Department of Computer Science, Stanford University, Stanford, CA 94305, USA; Department of Molecular and Cellular Physiology, Stanford University, Stanford, CA 94305, USA; Department of Structural Biology, Stanford University, Stanford, CA 94305, USA; Institute for Computational and Mathematical Engineering, Stanford University, Stanford, CA 94305, USA.
Neuron. 2018 Sep 19;99(6):1129-1143. doi: 10.1016/j.neuron.2018.08.011.

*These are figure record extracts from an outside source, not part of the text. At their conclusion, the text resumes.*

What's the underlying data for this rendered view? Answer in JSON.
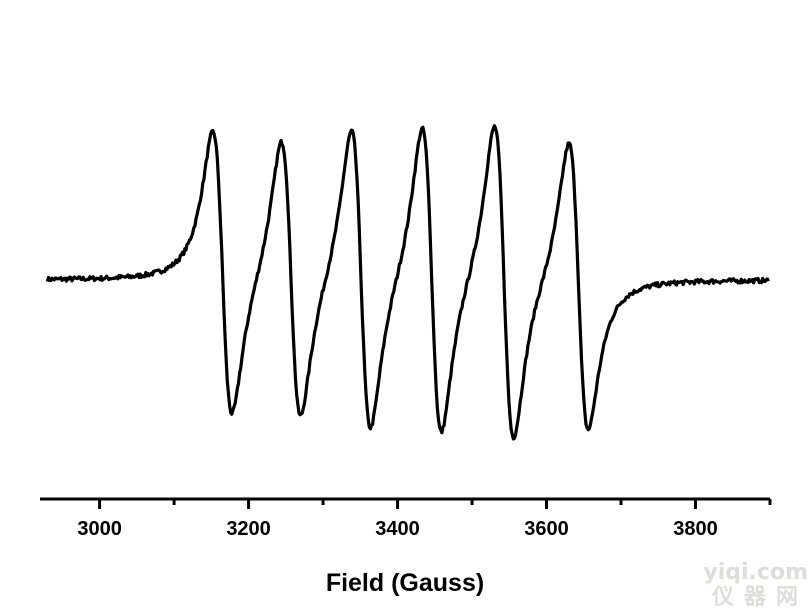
{
  "chart_data": {
    "type": "line",
    "title": "",
    "xlabel": "Field (Gauss)",
    "ylabel": "",
    "xlim": [
      2920,
      3900
    ],
    "ylim": [
      -1.0,
      1.0
    ],
    "xticks": [
      3000,
      3200,
      3400,
      3600,
      3800
    ],
    "xtick_labels": [
      "3000",
      "3200",
      "3400",
      "3600",
      "3800"
    ],
    "grid": false,
    "legend": "none",
    "series": [
      {
        "color": "#000000",
        "lines": [
          {
            "center": 3165,
            "amplitude": 0.9
          },
          {
            "center": 3257,
            "amplitude": 0.89
          },
          {
            "center": 3351,
            "amplitude": 0.96
          },
          {
            "center": 3446,
            "amplitude": 0.98
          },
          {
            "center": 3543,
            "amplitude": 1.0
          },
          {
            "center": 3643,
            "amplitude": 0.91
          }
        ],
        "linewidth_gauss": 13
      }
    ]
  },
  "watermark": {
    "latin": "yiqi.com",
    "cjk": "仪器网"
  }
}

The impact of molecular dynamics (MD) simulations in molecular biology and drug discovery has expanded dramatically in recent years. These simulations capture the behavior of proteins and other biomolecules in full atomic detail and at very fine temporal resolution. Major improvements in simulation speed, accuracy, and accessibility, together with the proliferation of experimental structural data, have increased the appeal of biomolecular simulation to experimentalists-a trend particularly noticeable in, although certainly not limited to, neuroscience. Simulations have proven valuable in deciphering functional mechanisms of proteins and other biomolecules, in uncovering the structural basis for disease, and in the design and optimization of small molecules, peptides, and proteins. Here we describe, in practical terms, the types of information MD simulations can provide and the ways in which they typically motivate further experimental work.
近年来,分子动力学(MD)模拟在分子生物学和药物发现领域的影响显著扩大。这些模拟能够以全原子细节和非常精细的时间分辨率捕捉蛋白质和其他生物分子的行为。模拟速度、准确性和可访问性的重大改进,以及实验结构数据的大量增加,增加了生物分子模拟对实验人员的吸引力——这种趋势在神经科学中尤为明显,但肯定不仅限于此。模拟已被证明在破译蛋白质和其他生物分子的功能机制、揭示疾病的结构基础以及小分子、肽和蛋白质的设计和优化方面具有价值。在这里,我们从实际角度描述了 MD 模拟可以提供的信息类型,以及它们通常激发进一步实验工作的方式。